Translate

EnglishIndonesian
October 6, 2022

Dinas Kebudayaan

Mari Lestarikan Tradisi & Kebudayaan Bali

6. Bentuk dan Susunan Monumen (Shape and Structure of The Monument)

BENTUK DAN SUSUNAN MONUMEN

Bangunan monumen menyerupai bentuk Bajra (genta) yang tinggi menjulang.

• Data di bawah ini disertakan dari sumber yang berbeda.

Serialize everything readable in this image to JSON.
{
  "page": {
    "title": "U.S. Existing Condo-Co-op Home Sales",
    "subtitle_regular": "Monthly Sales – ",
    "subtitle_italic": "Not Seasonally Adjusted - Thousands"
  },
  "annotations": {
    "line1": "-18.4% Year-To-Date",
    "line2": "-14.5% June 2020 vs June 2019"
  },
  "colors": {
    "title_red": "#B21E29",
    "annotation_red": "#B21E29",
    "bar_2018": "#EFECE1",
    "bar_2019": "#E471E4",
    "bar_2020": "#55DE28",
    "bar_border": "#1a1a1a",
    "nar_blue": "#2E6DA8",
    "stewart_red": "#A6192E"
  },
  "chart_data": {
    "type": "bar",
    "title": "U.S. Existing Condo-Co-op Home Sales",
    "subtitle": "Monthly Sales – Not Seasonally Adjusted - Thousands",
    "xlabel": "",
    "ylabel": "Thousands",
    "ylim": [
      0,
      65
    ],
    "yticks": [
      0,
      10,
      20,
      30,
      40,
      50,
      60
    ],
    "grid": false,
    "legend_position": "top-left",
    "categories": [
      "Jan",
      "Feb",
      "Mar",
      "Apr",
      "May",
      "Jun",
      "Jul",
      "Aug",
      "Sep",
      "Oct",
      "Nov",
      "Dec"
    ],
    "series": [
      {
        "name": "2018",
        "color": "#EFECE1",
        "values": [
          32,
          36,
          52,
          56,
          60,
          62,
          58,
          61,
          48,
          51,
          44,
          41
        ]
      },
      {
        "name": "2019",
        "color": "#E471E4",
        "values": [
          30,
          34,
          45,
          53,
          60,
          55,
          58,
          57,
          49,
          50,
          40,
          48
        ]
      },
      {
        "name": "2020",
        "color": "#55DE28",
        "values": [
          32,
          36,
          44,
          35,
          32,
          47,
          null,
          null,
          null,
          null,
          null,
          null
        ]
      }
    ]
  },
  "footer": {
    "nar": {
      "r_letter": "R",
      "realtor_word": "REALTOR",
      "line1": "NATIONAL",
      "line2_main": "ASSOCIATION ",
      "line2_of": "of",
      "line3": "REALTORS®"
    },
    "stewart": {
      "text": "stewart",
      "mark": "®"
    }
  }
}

Dinding dibuat dengan sistem tulang beton cor dan dilapisi dengan batuan andesit (lahar).
Secara horisontal susunan bangunan monumen berbentuk bujur sangkar yang mengacu pada Konsep Tri Mandala, yaitu:
1. Nista Mandala (Jaba Sisi), diwujudkan dalam bentuk pelataran luar yang mengelilingi monumen yang dilengkapi dengan jalan setapak, pertamanan, tempat duduk, serta untuk kegiatan olahraga.
2. Madia Mandala (Jaba Tengah), yang berada dilapis kedua merupakan sebuah pelataran yang dikelilingi oleh pagar bangunan yang dilengkapi pintu gerbang (candi bentar) pada keempat sisi arah mata angin.
3. Utama Mandala (Jeroan), merupakan inti bangunan, terdapat gedung utama yang dikelilingi oleh telaga, jalan setapak dan bale bengong yang berada pada setiap sudut.
Secara vertikal monumen ini juga terbagi menjadi 3 bagian yang mengacu pada Konsep Tri Angga, yaitu:
1. Nistaning Utama Mandala (Nistaning Angga) adalah lantai gedung monumen yang terbawah. Pada bagian ini terdapat Ruang Informasi, Ruang Pameran, Ruang Perpustakaan, Ruang Rapat, Toko Cinderamata, dan Toilet. Ditengah lantai ini terdapat telaga yang dinamai Puser Tasik dengan 8 tiang agung, dan jalan tangga naik merupakan Tapak Dara.
2. Madianing Utama Mandala (Madianing Angga) adalah lantai tengah atau lantai dua yang dimanfaatkan untuk penempatan 33 Unit Diorama yaitu tempat dipajangkannya miniatur Perjuangan Rakyat Bali dari masa ke masa.
3. Utamaning Utama Mandala (Utamaning Angga) adalah lantai teratas yang berfungsi sebagai Ruang Peninjauan dan tempat merenung sambil menikmati suasana keindahan di sekeliling monumen.

 

SHAPE AND STRUCTURE OF THE MONUMENT

If we see from a far, the building of the monument resembles the shape of a bell (Bajra). The walls are made with a cast concrete bone system and coated with lava rock.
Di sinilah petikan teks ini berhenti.